In some ways, the suburb is a microcosm of the country, with opinion polls showing that support for removing Trump for office is largely split along party lines.
While the presidential impeachment proceedings, which have culminated in just the third such Senate trial in U.S. history, have consumed Washington, many voters across the country, including in Michigan, see the outcome as a foregone conclusion, with the Republican-controlled Senate unlikely to convict.
Trump has remained defiant and denied wrongdoing in the face of Democratic accusations that he abused his office by pressuring Ukraine to investigate former Vice President Joe Biden, a leading Democratic contender seeking to challenge him in the Nov. 3 election.
When Reuters visited Livonia in October, just weeks after the U.S. House of Representatives’ decision to launch a formal impeachment inquiry into Trump, interviews with voters at the time showed they were dug in on the issue.
Steve King, 65, who plays Democratic and Republican political events in Michigan with his band, Steve King and the Dittilies, said nothing he had seen since then had altered his view. He called the Senate trial “kind of pointless”.
“There’s a sense of frustration. You’re doing all this and it’s not going to change anything,” said King, a self-described independent political junkie who plans to vote for whoever emerges as the Democratic nominee.
His advice for the Democratic presidential candidates: “Trump is Trump. You have to ignore him completely and just focus on the policies.”
IMPEACHMENT AN ‘AFTERTHOUGHT’
That seems to be just what Democratic Party officials in Michigan and volunteers in the state for the Democratic presidential contenders are doing.
Larry Nearhood, a 31-year-old volunteer for Pete Buttigieg’s presidential campaign from the northern Detroit suburb of Huntington Woods, said that in his conversations with voters, impeachment was an afterthought.
“It mainly only comes up after we’re done talking about everything else,” Nearhood said. “It’s just in the background.”

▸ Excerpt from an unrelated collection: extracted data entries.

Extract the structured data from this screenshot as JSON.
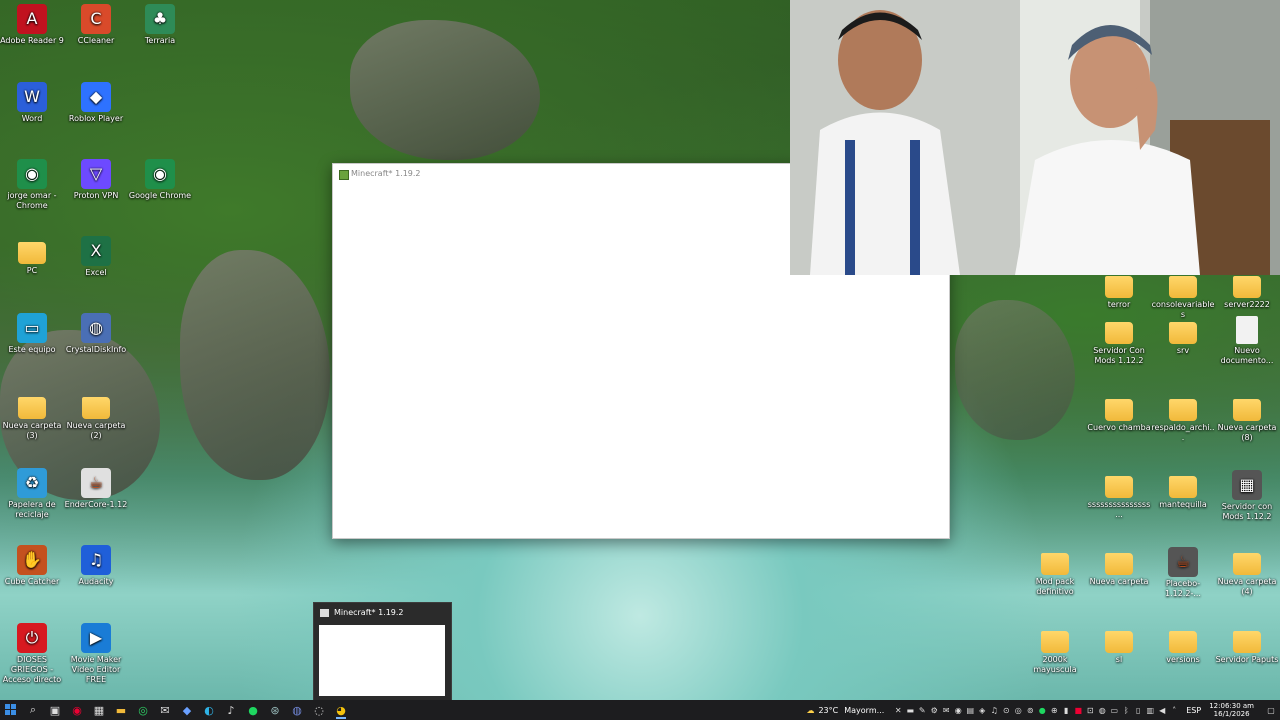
{
  "desktop_icons_left": [
    {
      "label": "Adobe Reader 9",
      "icon": "pdf-icon",
      "color": "#c1121f"
    },
    {
      "label": "CCleaner",
      "icon": "ccleaner-icon",
      "color": "#d94a2a"
    },
    {
      "label": "Terraria",
      "icon": "tree-icon",
      "color": "#2e8b57"
    },
    {
      "label": "Word",
      "icon": "word-icon",
      "color": "#2b5fd9"
    },
    {
      "label": "Roblox Player",
      "icon": "roblox-icon",
      "color": "#2e72ff"
    },
    {
      "label": "jorge omar - Chrome",
      "icon": "chrome-icon",
      "color": "#1f8f4a"
    },
    {
      "label": "Proton VPN",
      "icon": "vpn-icon",
      "color": "#6d4aff"
    },
    {
      "label": "Google Chrome",
      "icon": "chrome-icon",
      "color": "#1f8f4a"
    },
    {
      "label": "PC",
      "icon": "folder-icon",
      "color": "#f1b93a"
    },
    {
      "label": "Excel",
      "icon": "excel-icon",
      "color": "#1e7145"
    },
    {
      "label": "Este equipo",
      "icon": "monitor-icon",
      "color": "#1fa2d6"
    },
    {
      "label": "CrystalDiskInfo",
      "icon": "disk-icon",
      "color": "#4a6fb5"
    },
    {
      "label": "Nueva carpeta (3)",
      "icon": "folder-icon",
      "color": "#f1b93a"
    },
    {
      "label": "Nueva carpeta (2)",
      "icon": "folder-icon",
      "color": "#f1b93a"
    },
    {
      "label": "Papelera de reciclaje",
      "icon": "recycle-bin-icon",
      "color": "#2f9bd8"
    },
    {
      "label": "EnderCore-1.12",
      "icon": "java-icon",
      "color": "#e0e0e0"
    },
    {
      "label": "Cube Catcher",
      "icon": "glove-icon",
      "color": "#c4511f"
    },
    {
      "label": "Audacity",
      "icon": "headphones-icon",
      "color": "#1f5fd9"
    },
    {
      "label": "DIOSES GRIEGOS - Acceso directo",
      "icon": "power-icon",
      "color": "#d71920"
    },
    {
      "label": "Movie Maker Video Editor FREE",
      "icon": "movie-icon",
      "color": "#1a7cd6"
    }
  ],
  "desktop_icons_right": [
    {
      "label": "terror",
      "icon": "folder-icon"
    },
    {
      "label": "consolevariables",
      "icon": "folder-icon"
    },
    {
      "label": "server2222",
      "icon": "folder-icon"
    },
    {
      "label": "Servidor Con Mods 1.12.2",
      "icon": "folder-icon"
    },
    {
      "label": "srv",
      "icon": "folder-icon"
    },
    {
      "label": "Nuevo documento...",
      "icon": "document-icon"
    },
    {
      "label": "Cuervo chamba",
      "icon": "folder-icon"
    },
    {
      "label": "respaldo_archi...",
      "icon": "folder-icon"
    },
    {
      "label": "Nueva carpeta (8)",
      "icon": "folder-icon"
    },
    {
      "label": "sssssssssssssss...",
      "icon": "folder-icon"
    },
    {
      "label": "mantequilla",
      "icon": "folder-icon"
    },
    {
      "label": "Servidor con Mods 1.12.2",
      "icon": "winrar-icon"
    },
    {
      "label": "Mod pack definitivo",
      "icon": "folder-icon"
    },
    {
      "label": "Nueva carpeta",
      "icon": "folder-icon"
    },
    {
      "label": "Placebo-1.12.2-...",
      "icon": "java-icon"
    },
    {
      "label": "Nueva carpeta (4)",
      "icon": "folder-icon"
    },
    {
      "label": "2000k mayuscula",
      "icon": "folder-icon"
    },
    {
      "label": "sl",
      "icon": "folder-icon"
    },
    {
      "label": "versions",
      "icon": "folder-icon"
    },
    {
      "label": "Servidor Paputs",
      "icon": "folder-icon"
    }
  ],
  "minecraft_window": {
    "title": "Minecraft* 1.19.2"
  },
  "taskbar_preview": {
    "title": "Minecraft* 1.19.2"
  },
  "taskbar": {
    "weather_temp": "23°C",
    "weather_text": "Mayorm...",
    "language": "ESP",
    "time": "12:06:30 am",
    "date": "16/1/2026"
  }
}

Local Trump backers are more willing to call attention to impeachment, hoping it will help the Republican president on Election Day.
While Democrats charge that Trump abused his power in the Ukraine affair and obstructed Congress in its investigation, his defense has warned against removing a president less than 10 months before Americans vote on whether to give him a second term.
“A majority will not have their minds switched,” said Ben Hirschmann, 24, from Fraser, who gathered in downtown Detroit on Saturday with about two dozen other Trump supporters from the suburbs to protest the impeachment.
Hirschmann, who was wearing an American flag sweater and waving a ‘Trump 2020’ flag, said he had not been moved by the trial.
“A bunch of the stuff they (Democrats) have is based on hearsay, which doesn’t stand up in court. Speculation doesn’t stand up either,” he said.